Eucharist and Poetics January 19, 2018

Study of the sacramental in early modern English poetry has become a cottage industry in literary scholarship. Kimberley Johnson isn’t satisfied with the direction this scholarship has taken, and in her Made Flesh, she offers a corrective.

Much of the scholarship has focused on sacramental, especially Eucharistic, doctrine as it is expressed in lyric poetry. Scholars try to determine if the poet is Catholic, Anglo-Catholic, Reformed, Lutheran, Puritan, or something else.

This isn’t poetics, though. It doesn’t describe the relationship between Eucharistic controversy and how the poetry works. Johnson is interested in how the Eucharistic debates of the Reformation and post-Reformation disturbed common conceptions of presence, bodies, and meaning, and how those disturbances are evident in the poetry.

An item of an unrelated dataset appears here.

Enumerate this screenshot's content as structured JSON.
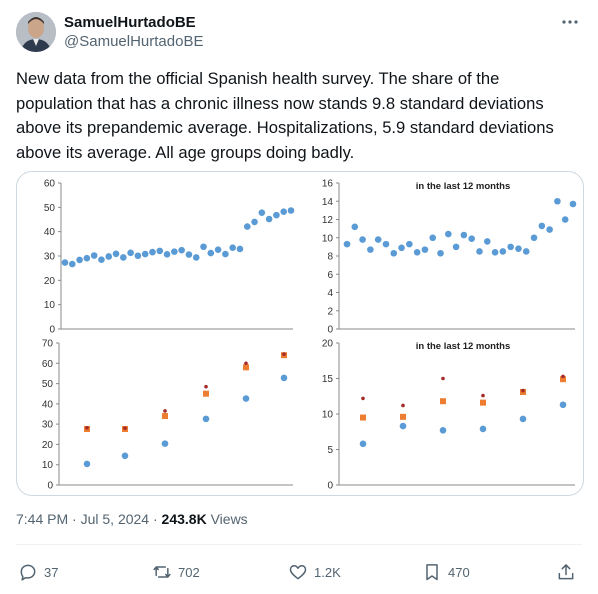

Another treatise on how poetry is always only about poetry, language is about nothing but the possibilities and limits of language. Johnson, though, makes a good case for saying that the point of poetry is to call attention to its own poetic character.

Citing Charles Bernstein, she observes that while reading normally erases the mark on the page in order to get at meaning, poetry is “antiabsorptive writing” (23). It makes the marks on the page “opaque” and thus keeps them visible to the reader who is inclined to try to see through to the meaning. Poetry is thus inherently about poetry, inescapably an exploration of presentation, representation, and its capacities and incapacities to reveal presence (22).

In the early modern eucharistic debates, we see “the ontological disjunction between sacramental signs and their divine referents. And while sixteenth-century exegetes were not unaware f what we would not call the semiotic consequences of the controversy . . . it is in the poetry of the post-Reformation period that these consequences are most fully registered. For in their fixation on the perceptual absence of Christ’s body and on the mechanisms by which that absence is redressed, and in their reimagining of the Eucharist’s underlying assumptions regarding the capacity of signs to manifest corporeal presence, reformers interrogate the very phenomena that animate lyric poetry” (26).

For instance, on Herbert’s “The H. Communion,” Johnson writes that Herbert undermines Calvin’s “ontological distinction between the sacramental signs and the spiritual realities they represent.” Instead, he “focuses on ‘leaping the wall’ between fleshly and spiritual, using the word itself as an instrument for producing indistinguishability between ontological realms.” She finds a similar semiotic theology in his claim that the Lord of the altar is both the feast “and the way to it.” This hints at “Herbert’s peculiar willingness to collapse sacramental and representation means into ends – that is, to preserve the significance of the sign in itself, in addition to honoring the significance of the principle to which the sign refers” (41-42).

Apart from the somewhat questionable claim about Calvin, this rings true: In Herbert’s sacramental poetics, the word doesn’t become a transparent vehicle to the meaning, a husk to be sloughed off. Rather, destination and way are complexly one.